What's that about robotics-based stock pickers supplanting humans?
Maybe someday, but for now, flesh-and-blood money managers are producing better investment results, and are doing so by a wide margin.
That data comes from New York City-based Preqin, which tracked the performance of computer-generated stock-pickers versus their human, hedge fund counterparts using traditional discretion-based strategies over the first six months of 2017.
The result? The human beings won going away, returning 5.99% versus 3.17% for computer-based investment selectors.
(It's worth noting the Standard & Poor's 500 bested both, returning 8% over the same time period.)
With all the fanfare over fin/tech and robotics, is it a surprise that the hedge fund pickers bested the computers? Not really, financial industry veterans say.
"Humans by far own the stock-picking advantage," says Alexander E. Parker, senior managing director at The Buxton Helmsley Group, Inc. in New York. "The basic reason why is that computers cannot pull together all of the dynamics of a business and understand basic business numbers."
Robo-advisors simply have to take numbers at face value and try to pick the stocks based on the concrete numbers available, Parker says. "The computer also doesn't understand whether human reaction to news is overreaction, which many times will make a stock quite cheap," he says. "Also, robotic algorithms are not able to pull together even basic market situations where you have cycles in businesses that create unattractive financials in the short-term."
Robo-advisors are reactionary and not anticipatory, Parker says. "They will rebalance because of historical market fluctuations that have already occurred," he notes. "The most money is made when you are an anticipatory investor."
There are areas where computers can excel in portfolio management, but investors and advisors need to where to look, other experts say.
"Computers can still only do what we tell them to do," says Nathan Edwards, a money manager at IMG Wealth Management, in Jacksonville, Fla. "This gives systematic trading an advantage under certain conditions.

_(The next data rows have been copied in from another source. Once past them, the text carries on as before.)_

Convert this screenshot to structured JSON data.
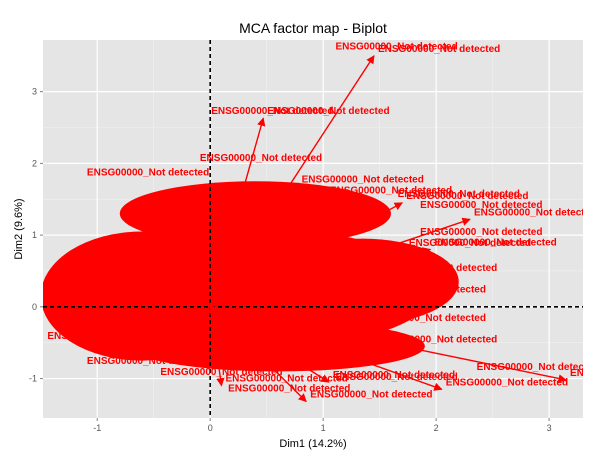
{
  "chart_data": {
    "type": "scatter",
    "title": "MCA factor map - Biplot",
    "xlabel": "Dim1 (14.2%)",
    "ylabel": "Dim2 (9.6%)",
    "xlim": [
      -1.48,
      3.3
    ],
    "ylim": [
      -1.55,
      3.72
    ],
    "xticks": [
      -1,
      0,
      1,
      2,
      3
    ],
    "yticks": [
      -1,
      0,
      1,
      2,
      3
    ],
    "reference_lines": {
      "x": 0,
      "y": 0
    },
    "background": "#e5e5e5",
    "grid": true,
    "label_color": "#ff0000",
    "dense_cloud": {
      "center": [
        0.35,
        0.25
      ],
      "radius_x": 1.65,
      "radius_y": 0.85
    },
    "arrows": [
      {
        "x": 1.45,
        "y": 3.5,
        "label": "ENSG00000_Not detected"
      },
      {
        "x": 0.47,
        "y": 2.63,
        "label": "ENSG00000_Not detected"
      },
      {
        "x": 2.3,
        "y": 1.22,
        "label": "ENSG00000_Not detected"
      },
      {
        "x": 3.15,
        "y": -1.02,
        "label": "ENSG00000_Not detected"
      },
      {
        "x": 2.05,
        "y": -1.15,
        "label": "ENSG00000_Not detected"
      },
      {
        "x": 0.85,
        "y": -1.32,
        "label": "ENSG00000_Not detected"
      },
      {
        "x": 1.05,
        "y": -1.05,
        "label": "ENSG00000_Not detected"
      },
      {
        "x": 0.1,
        "y": -1.1,
        "label": "ENSG00000_Not detected"
      },
      {
        "x": 1.95,
        "y": 0.8,
        "label": "ENSG00000_Not detected"
      },
      {
        "x": 1.7,
        "y": 1.45,
        "label": "ENSG00000_Not detected"
      }
    ],
    "labels": [
      {
        "x": 1.65,
        "y": 3.59,
        "text": "ENSG00000_Not detected"
      },
      {
        "x": 0.55,
        "y": 2.69,
        "text": "ENSG00000_Not detected"
      },
      {
        "x": 0.45,
        "y": 2.03,
        "text": "ENSG00000_Not detected"
      },
      {
        "x": -0.55,
        "y": 1.83,
        "text": "ENSG00000_Not detected"
      },
      {
        "x": 1.35,
        "y": 1.73,
        "text": "ENSG00000_Not detected"
      },
      {
        "x": 1.6,
        "y": 1.58,
        "text": "ENSG00000_Not detected"
      },
      {
        "x": 2.2,
        "y": 1.53,
        "text": "ENSG00000_Not detected"
      },
      {
        "x": 2.4,
        "y": 1.38,
        "text": "ENSG00000_Not detected"
      },
      {
        "x": 2.4,
        "y": 1.0,
        "text": "ENSG00000_Not detected"
      },
      {
        "x": 2.3,
        "y": 0.85,
        "text": "ENSG00000_Not detected"
      },
      {
        "x": 2.0,
        "y": 0.5,
        "text": "ENSG00000_Not detected"
      },
      {
        "x": 1.9,
        "y": 0.2,
        "text": "ENSG00000_Not detected"
      },
      {
        "x": 1.9,
        "y": -0.2,
        "text": "ENSG00000_Not detected"
      },
      {
        "x": 2.0,
        "y": -0.5,
        "text": "ENSG00000_Not detected"
      },
      {
        "x": -0.9,
        "y": -0.45,
        "text": "ENSG00000_Not detected"
      },
      {
        "x": -0.55,
        "y": -0.8,
        "text": "ENSG00000_Not detected"
      },
      {
        "x": 0.1,
        "y": -0.95,
        "text": "ENSG00000_Not detected"
      },
      {
        "x": 1.65,
        "y": -1.02,
        "text": "ENSG00000_Not detected"
      },
      {
        "x": 2.9,
        "y": -0.88,
        "text": "ENSG00000_Not detected"
      },
      {
        "x": 0.7,
        "y": -1.18,
        "text": "ENSG00000_Not detected"
      }
    ]
  }
}
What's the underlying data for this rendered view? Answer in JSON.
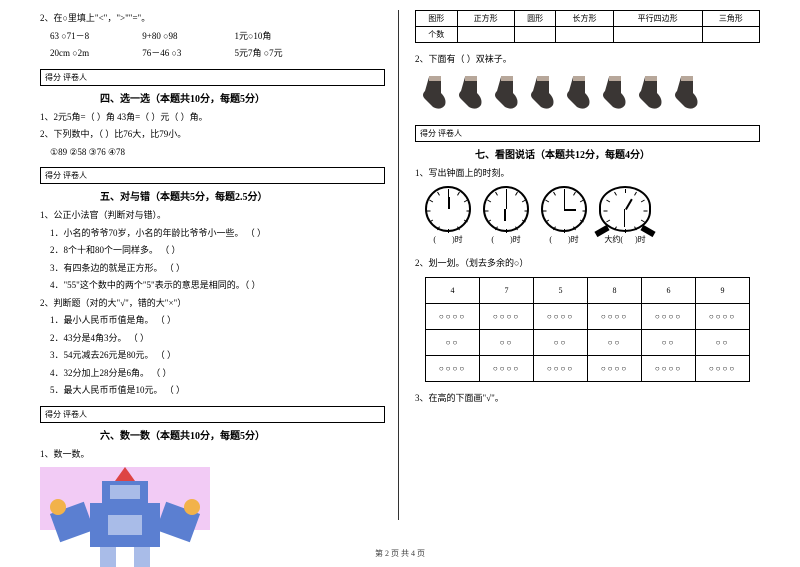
{
  "left": {
    "q2": {
      "title": "2、在○里填上\"<\"，\">\"\"=\"。",
      "rows": [
        [
          "63 ○71－8",
          "9+80 ○98",
          "1元○10角"
        ],
        [
          "20cm ○2m",
          "76－46 ○3",
          "5元7角 ○7元"
        ]
      ]
    },
    "scoreLabel": "得分  评卷人",
    "sec4": {
      "title": "四、选一选（本题共10分，每题5分）",
      "items": [
        "1、2元5角=（    ）角    43角=（    ）元（    ）角。",
        "2、下列数中，（    ）比76大，比79小。",
        "   ①89    ②58    ③76    ④78"
      ]
    },
    "sec5": {
      "title": "五、对与错（本题共5分，每题2.5分）",
      "g1title": "1、公正小法官（判断对与错）。",
      "g1": [
        "1．小名的爷爷70岁，小名的年龄比爷爷小一些。    （    ）",
        "2．8个十和80个一同样多。                           （    ）",
        "3．有四条边的就是正方形。                            （    ）",
        "4．\"55\"这个数中的两个\"5\"表示的意思是相同的。（    ）"
      ],
      "g2title": "2、判断题（对的大\"√\"，错的大\"×\"）",
      "g2": [
        "1．最小人民币币值是角。          （    ）",
        "2．43分是4角3分。                 （    ）",
        "3．54元减去26元是80元。         （    ）",
        "4．32分加上28分是6角。          （    ）",
        "5．最大人民币币值是10元。       （    ）"
      ]
    },
    "sec6": {
      "title": "六、数一数（本题共10分，每题5分）",
      "item": "1、数一数。"
    }
  },
  "right": {
    "shapeTable": {
      "headers": [
        "图形",
        "正方形",
        "圆形",
        "长方形",
        "平行四边形",
        "三角形"
      ],
      "row1Label": "个数"
    },
    "q2": "2、下面有（    ）双袜子。",
    "sec7": {
      "title": "七、看图说话（本题共12分，每题4分）",
      "q1": "1、写出钟面上的时刻。",
      "clockLabels": [
        "(        )时",
        "(        )时",
        "(        )时",
        "大约(      )时"
      ],
      "q2": "2、划一划。（划去多余的○）",
      "gridHead": [
        "4",
        "7",
        "5",
        "8",
        "6",
        "9"
      ],
      "gridRows": [
        [
          "○○○○",
          "○○○○",
          "○○○○",
          "○○○○",
          "○○○○",
          "○○○○"
        ],
        [
          "○○",
          "○○",
          "○○",
          "○○",
          "○○",
          "○○"
        ],
        [
          "○○○○",
          "○○○○",
          "○○○○",
          "○○○○",
          "○○○○",
          "○○○○"
        ]
      ],
      "q3": "3、在高的下面画\"√\"。"
    }
  },
  "clockHands": [
    {
      "hour": -90,
      "min": 0
    },
    {
      "hour": 90,
      "min": 0
    },
    {
      "hour": 0,
      "min": 0
    },
    {
      "hour": -60,
      "min": 180
    }
  ],
  "footer": "第 2 页 共 4 页",
  "colors": {
    "sockDark": "#3a3634",
    "sockLight": "#b7a79a",
    "robotBg": "#f2cbf5",
    "robotBody": "#5b7fd1"
  }
}
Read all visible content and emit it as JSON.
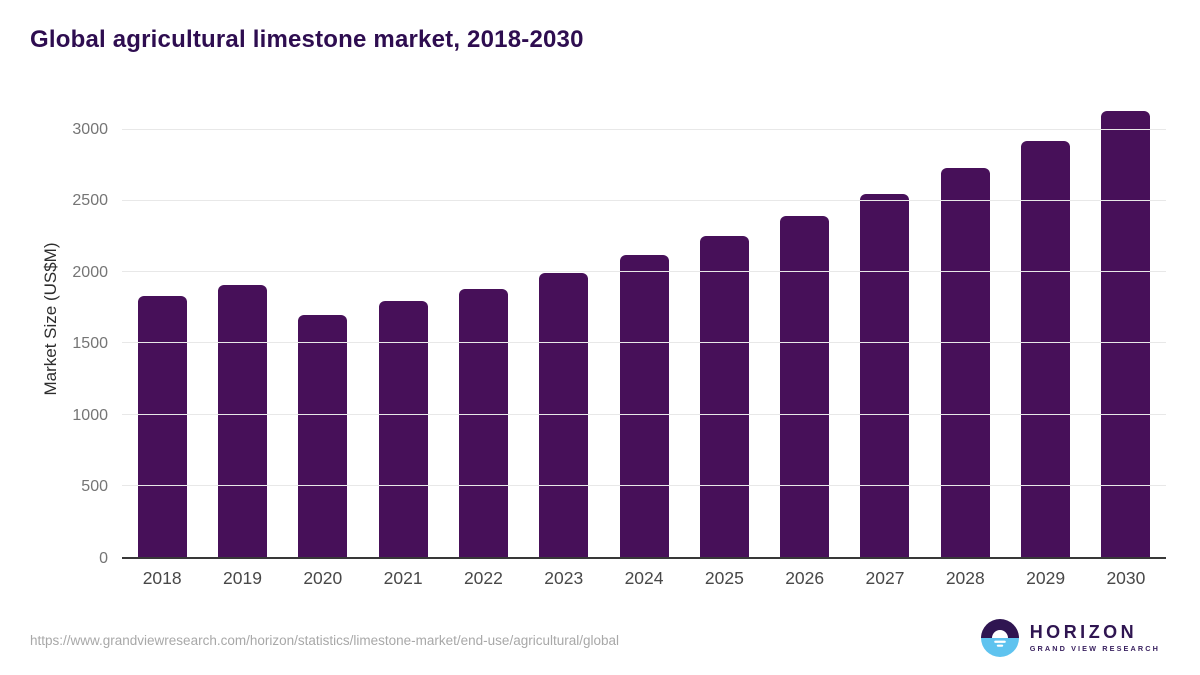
{
  "title": "Global agricultural limestone market, 2018-2030",
  "chart_data": {
    "type": "bar",
    "title": "Global agricultural limestone market, 2018-2030",
    "categories": [
      "2018",
      "2019",
      "2020",
      "2021",
      "2022",
      "2023",
      "2024",
      "2025",
      "2026",
      "2027",
      "2028",
      "2029",
      "2030"
    ],
    "values": [
      1830,
      1910,
      1700,
      1800,
      1880,
      1990,
      2120,
      2250,
      2390,
      2550,
      2730,
      2920,
      3130
    ],
    "xlabel": "",
    "ylabel": "Market Size (US$M)",
    "ylim": [
      0,
      3200
    ],
    "yticks": [
      0,
      500,
      1000,
      1500,
      2000,
      2500,
      3000
    ],
    "grid": true,
    "legend": "none",
    "bar_color": "#471059"
  },
  "footer": {
    "source_url": "https://www.grandviewresearch.com/horizon/statistics/limestone-market/end-use/agricultural/global",
    "logo": {
      "wordmark": "HORIZON",
      "subtitle": "GRAND VIEW RESEARCH"
    }
  },
  "colors": {
    "bar": "#471059",
    "title": "#2e0d50",
    "gridline": "#e8e8e8",
    "axis_line": "#383838",
    "y_tick_label": "#757575",
    "x_tick_label": "#484848",
    "url_text": "#a8a8a8",
    "logo_purple": "#2f1551",
    "logo_blue": "#5fc3ef"
  }
}
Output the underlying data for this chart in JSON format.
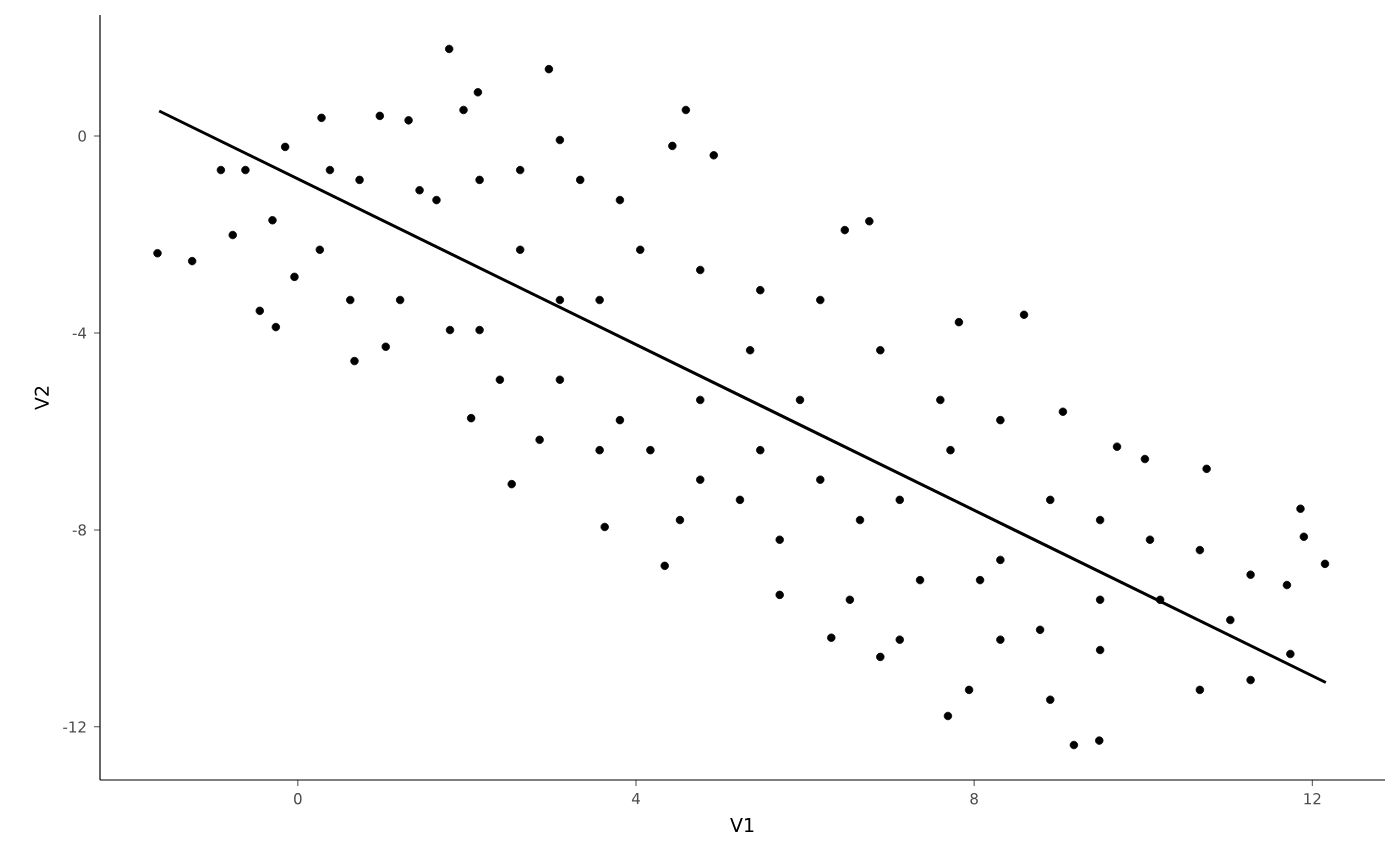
{
  "chart_data": {
    "type": "scatter",
    "xlabel": "V1",
    "ylabel": "V2",
    "xlim": [
      -2.34,
      12.86
    ],
    "ylim": [
      -13.08,
      2.46
    ],
    "xticks": [
      0,
      4,
      8,
      12
    ],
    "yticks": [
      -12,
      -8,
      -4,
      0
    ],
    "series": [
      {
        "marker": "circle",
        "color": "#000000",
        "x": [
          -1.66,
          -1.25,
          -0.91,
          -0.77,
          -0.62,
          -0.45,
          -0.26,
          -0.3,
          -0.15,
          0.28,
          -0.04,
          0.97,
          0.67,
          1.04,
          1.31,
          1.79,
          1.96,
          2.13,
          2.97,
          2.05,
          2.53,
          4.59,
          4.92,
          4.43,
          4.34,
          3.63,
          1.64,
          2.63,
          3.57,
          3.1,
          3.34,
          4.05,
          4.76,
          5.35,
          5.94,
          5.7,
          5.7,
          6.47,
          6.76,
          6.31,
          6.89,
          7.82,
          8.59,
          7.12,
          7.72,
          8.31,
          7.69,
          7.94,
          9.18,
          9.48,
          8.9,
          9.05,
          9.69,
          10.02,
          10.75,
          10.2,
          9.49,
          11.27,
          11.7,
          11.86,
          11.74,
          12.15,
          11.9,
          11.27,
          10.67,
          8.31,
          7.12,
          6.53,
          4.76,
          4.17,
          3.57,
          2.39,
          1.8,
          1.21,
          0.62,
          0.26,
          0.38,
          0.73,
          1.44,
          2.15,
          2.63,
          3.1,
          3.81,
          4.76,
          5.47,
          6.18,
          6.89,
          7.6,
          8.31,
          8.9,
          9.49,
          10.08,
          10.67,
          11.03,
          9.49,
          8.78,
          8.07,
          7.36,
          6.65,
          6.18,
          5.47,
          5.23,
          4.52,
          3.81,
          2.86,
          2.15,
          3.1
        ],
        "values": [
          -2.38,
          -2.54,
          -0.69,
          -2.01,
          -0.69,
          -3.55,
          -3.88,
          -1.71,
          -0.22,
          0.37,
          -2.86,
          0.41,
          -4.57,
          -4.28,
          0.32,
          1.77,
          0.53,
          0.89,
          1.36,
          -5.73,
          -7.07,
          0.53,
          -0.39,
          -0.2,
          -8.73,
          -7.94,
          -1.3,
          -2.31,
          -3.33,
          -4.95,
          -0.89,
          -2.31,
          -5.36,
          -4.35,
          -5.36,
          -8.2,
          -9.32,
          -1.91,
          -1.73,
          -10.19,
          -10.58,
          -3.78,
          -3.63,
          -7.39,
          -6.38,
          -8.61,
          -11.78,
          -11.25,
          -12.37,
          -12.28,
          -11.45,
          -5.6,
          -6.31,
          -6.56,
          -6.76,
          -9.42,
          -9.42,
          -8.91,
          -9.12,
          -7.57,
          -10.52,
          -8.69,
          -8.14,
          -11.05,
          -11.25,
          -10.23,
          -10.23,
          -9.42,
          -6.98,
          -6.38,
          -6.38,
          -4.95,
          -3.94,
          -3.33,
          -3.33,
          -2.31,
          -0.69,
          -0.89,
          -1.1,
          -0.89,
          -0.69,
          -0.08,
          -1.3,
          -2.72,
          -3.13,
          -3.33,
          -4.35,
          -5.36,
          -5.77,
          -7.39,
          -7.8,
          -8.2,
          -8.41,
          -9.83,
          -10.44,
          -10.03,
          -9.02,
          -9.02,
          -7.8,
          -6.98,
          -6.38,
          -7.39,
          -7.8,
          -5.77,
          -6.17,
          -3.94,
          -3.33
        ]
      },
      {
        "type": "line",
        "marker": "none",
        "color": "#000000",
        "x": [
          -1.64,
          12.16
        ],
        "values": [
          0.51,
          -11.1
        ]
      }
    ]
  }
}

Right now the ideal conditions for computers are in asset allocation and rebalancing, as long as no one position is allowed to assume too large of a weighting."
"Computers succeed in those areas because they have to stick to a model that has its backbone in research that has demonstrated success over prolonged periods of time, and won't blow it when tough decisions have to be made like humans routinely do," Edwards says.
The "crippling disadvantage" for computers, is that they're relegated to the very recent past, Edwards adds. "To achieve a statistical advantage, they have to examine relationships that happened pretty recently, and then they are chained to their program," he explains. "Where a computer looks at the risk versus return characteristics of high yield bonds over the last year and calculates a very attractive risk adjusted return, a knowledgeable human intuitively sees beyond the recent glitter and adjusts accordingly."
Not everyone is convinced that human stock pickers have the advantage over digital-based tools.
"I have not seen a serious, peer reviewed study, that provides convincing evidence that human money managers regularly outperform or that they are somehow particularly skilled at picking stocks," says David Weinbaum, associate professor of finance at Syracuse University's Martin J. Whitman School of Management.
Some managers may well have such skills, but identifying them before the fact is extremely difficult, and truly separating skill from luck remains a challenge, Weinbaum notes. "In fact, investors have noticed this as well: inflows into Vanguard, a fund family that focuses on low-cost index funds as opposed to stock picking, dwarf those of all of all of its competitors combined," he says.
"Also, the world's largest asset manager, Blackrock, announced in March that it would start promoting computer-based investment methodologies rather than stock picking," he adds.
That's just smart business, but that said, investment companies who rely strictly on computers to run their portfolios may be doing their clients a big disservice.